After the Saracen sack of Taranto in 927 CE, Carosino may have been abandoned for a time and then re-colonized under the name Citrignano. The first historical records date to 1348 during the period of the Angevin Kingdom of Naples. In the 1460s, a band of armed Albanians, following in the wake of Skanderbeg, razed the village, which was a feudal possession of a local nobleman, Raimondo de Noha. In 1471, the Antoglietta family bought the feudal rights to the village. In 1517, Carosino became a barony and passed to the Simonetta family, and then the Muscettola family in 1524. It was probably at this time that the Byzantine Rite form of Christianity disappeared from the area, along with the Arbëresh language of the Albanian settlers left over from the previous century, due to the efforts of Archbishop Lelio Brancaccio.

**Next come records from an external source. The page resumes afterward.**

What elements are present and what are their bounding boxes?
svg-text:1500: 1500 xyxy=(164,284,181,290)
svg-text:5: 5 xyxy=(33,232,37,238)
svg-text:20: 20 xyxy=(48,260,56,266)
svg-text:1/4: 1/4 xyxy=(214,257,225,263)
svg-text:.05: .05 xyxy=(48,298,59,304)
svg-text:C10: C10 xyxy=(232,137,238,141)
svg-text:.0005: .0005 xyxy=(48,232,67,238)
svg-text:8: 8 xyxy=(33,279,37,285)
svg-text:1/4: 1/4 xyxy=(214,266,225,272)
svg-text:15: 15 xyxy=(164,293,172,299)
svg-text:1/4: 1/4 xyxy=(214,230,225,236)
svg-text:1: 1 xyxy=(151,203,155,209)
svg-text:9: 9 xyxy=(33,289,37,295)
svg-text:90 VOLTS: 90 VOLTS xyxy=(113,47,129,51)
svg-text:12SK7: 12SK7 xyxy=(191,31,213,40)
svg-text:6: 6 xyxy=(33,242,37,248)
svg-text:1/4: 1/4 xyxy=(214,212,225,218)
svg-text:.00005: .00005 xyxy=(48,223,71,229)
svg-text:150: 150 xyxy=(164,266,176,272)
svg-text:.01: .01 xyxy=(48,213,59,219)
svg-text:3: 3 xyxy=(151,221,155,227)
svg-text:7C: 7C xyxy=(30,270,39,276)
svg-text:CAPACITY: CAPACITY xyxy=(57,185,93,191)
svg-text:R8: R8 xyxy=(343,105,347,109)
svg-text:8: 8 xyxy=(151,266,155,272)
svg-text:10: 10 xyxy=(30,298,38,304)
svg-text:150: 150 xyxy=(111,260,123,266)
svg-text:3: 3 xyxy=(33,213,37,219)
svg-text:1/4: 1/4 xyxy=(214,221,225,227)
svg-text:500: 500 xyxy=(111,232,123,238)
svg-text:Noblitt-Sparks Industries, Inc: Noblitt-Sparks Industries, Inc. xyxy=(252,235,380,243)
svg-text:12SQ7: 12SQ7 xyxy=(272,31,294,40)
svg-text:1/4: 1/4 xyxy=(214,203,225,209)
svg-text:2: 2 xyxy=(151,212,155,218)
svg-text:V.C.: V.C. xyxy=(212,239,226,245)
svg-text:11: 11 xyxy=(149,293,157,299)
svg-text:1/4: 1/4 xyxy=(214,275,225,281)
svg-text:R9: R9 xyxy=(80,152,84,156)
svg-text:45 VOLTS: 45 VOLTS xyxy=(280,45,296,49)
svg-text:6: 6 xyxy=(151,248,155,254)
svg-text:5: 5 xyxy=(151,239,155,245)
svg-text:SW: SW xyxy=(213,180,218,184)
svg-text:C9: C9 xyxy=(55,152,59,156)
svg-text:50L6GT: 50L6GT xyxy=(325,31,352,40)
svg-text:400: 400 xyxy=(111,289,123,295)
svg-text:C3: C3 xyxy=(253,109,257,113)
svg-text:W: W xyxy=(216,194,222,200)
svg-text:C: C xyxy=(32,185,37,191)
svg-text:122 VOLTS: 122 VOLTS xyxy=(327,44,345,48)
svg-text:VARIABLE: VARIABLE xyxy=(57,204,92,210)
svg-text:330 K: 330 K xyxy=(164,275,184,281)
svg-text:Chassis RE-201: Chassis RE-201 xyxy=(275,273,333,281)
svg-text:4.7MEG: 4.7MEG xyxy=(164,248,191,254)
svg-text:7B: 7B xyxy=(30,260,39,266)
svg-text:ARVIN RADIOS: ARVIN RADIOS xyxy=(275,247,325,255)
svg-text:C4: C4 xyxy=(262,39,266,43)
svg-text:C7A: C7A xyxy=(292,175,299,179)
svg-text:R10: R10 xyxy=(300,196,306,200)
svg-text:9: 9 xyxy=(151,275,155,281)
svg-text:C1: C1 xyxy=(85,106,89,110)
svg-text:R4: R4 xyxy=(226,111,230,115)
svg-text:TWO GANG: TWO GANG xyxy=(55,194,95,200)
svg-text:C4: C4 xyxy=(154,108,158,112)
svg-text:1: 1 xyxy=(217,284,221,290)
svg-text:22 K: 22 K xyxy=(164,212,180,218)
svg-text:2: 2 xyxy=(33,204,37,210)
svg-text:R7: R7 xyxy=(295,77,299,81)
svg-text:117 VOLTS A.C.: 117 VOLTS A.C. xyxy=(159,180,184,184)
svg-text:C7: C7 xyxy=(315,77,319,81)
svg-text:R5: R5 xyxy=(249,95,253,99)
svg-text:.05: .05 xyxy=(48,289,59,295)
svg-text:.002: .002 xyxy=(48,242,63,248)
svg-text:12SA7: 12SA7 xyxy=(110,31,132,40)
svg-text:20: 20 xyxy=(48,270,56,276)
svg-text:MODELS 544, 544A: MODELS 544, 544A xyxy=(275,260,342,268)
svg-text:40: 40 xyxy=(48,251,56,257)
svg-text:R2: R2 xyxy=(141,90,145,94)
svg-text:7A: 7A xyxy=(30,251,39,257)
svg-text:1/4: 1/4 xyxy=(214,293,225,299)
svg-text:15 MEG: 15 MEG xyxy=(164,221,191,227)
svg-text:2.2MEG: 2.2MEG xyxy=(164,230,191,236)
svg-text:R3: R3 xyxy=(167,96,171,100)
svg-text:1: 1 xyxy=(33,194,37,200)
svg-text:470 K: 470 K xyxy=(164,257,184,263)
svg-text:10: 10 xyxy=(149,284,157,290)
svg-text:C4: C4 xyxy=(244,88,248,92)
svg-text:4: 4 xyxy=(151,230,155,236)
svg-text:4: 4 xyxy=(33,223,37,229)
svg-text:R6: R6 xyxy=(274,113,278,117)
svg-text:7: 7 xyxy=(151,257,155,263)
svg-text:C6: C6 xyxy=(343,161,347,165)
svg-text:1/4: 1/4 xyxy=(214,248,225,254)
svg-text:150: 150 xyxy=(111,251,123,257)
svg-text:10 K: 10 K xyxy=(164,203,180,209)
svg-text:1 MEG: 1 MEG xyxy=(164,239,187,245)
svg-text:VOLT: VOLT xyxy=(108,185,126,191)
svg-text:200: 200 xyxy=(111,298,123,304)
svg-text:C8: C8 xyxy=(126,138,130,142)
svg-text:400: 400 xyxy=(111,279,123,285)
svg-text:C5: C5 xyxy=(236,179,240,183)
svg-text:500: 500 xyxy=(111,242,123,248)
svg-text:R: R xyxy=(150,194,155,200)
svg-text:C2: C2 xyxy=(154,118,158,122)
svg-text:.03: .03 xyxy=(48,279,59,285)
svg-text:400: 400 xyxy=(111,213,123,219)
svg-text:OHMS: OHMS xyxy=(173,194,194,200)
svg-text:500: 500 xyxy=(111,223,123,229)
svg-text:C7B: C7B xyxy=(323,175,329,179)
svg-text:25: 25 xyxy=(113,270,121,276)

The barony passed once more to the Albertini family and then finally to the Imperiali family. The Berio-Merulli family held the barony in 1806, when feudalism was abolished in the Kingdom of Naples. By 1875, Carosino was a comune in the Kingdom of Italy, and the Marulli family sold its property and the Palazzo Ducale to Roberto d'Ayala Valva.

The church of Santa Maria delle Grazie, now located along Via Dante north of the town's main square, Piazza Vittorio Emanuele III, was probably built in the 15th century. The church building underwent a major expansion in 1763. In the 16th century, there is evidence of devotion to St. Blaise, and in 1807, the town began a feast in honor of the saint. In 1853, a chapel of St. Blaise was built and 1908 the town successfully petitioned Pope Pius X to make St. Blaise the protector of the town.

==Monuments And Places Of Interest==

- The Palazzo Ducale was built in 1400 by the Simonetta family. In 1895, Roberto d'Ayala Valva donated it to the comune.
- The church of Santa Maria delle Grazie was probably built in the 15th century, and whose last renovations are dated 1763. It has a painting of the Madonna del Rosario, a crucifix of the 18th century, and above the main altar, a fresco of the 17th century.
- The church of St. Francis of Assisi.
- The monument to the dead from the Second World War.
- The monuments to Saint Pio of Pietrelcina and Saint John Bosco.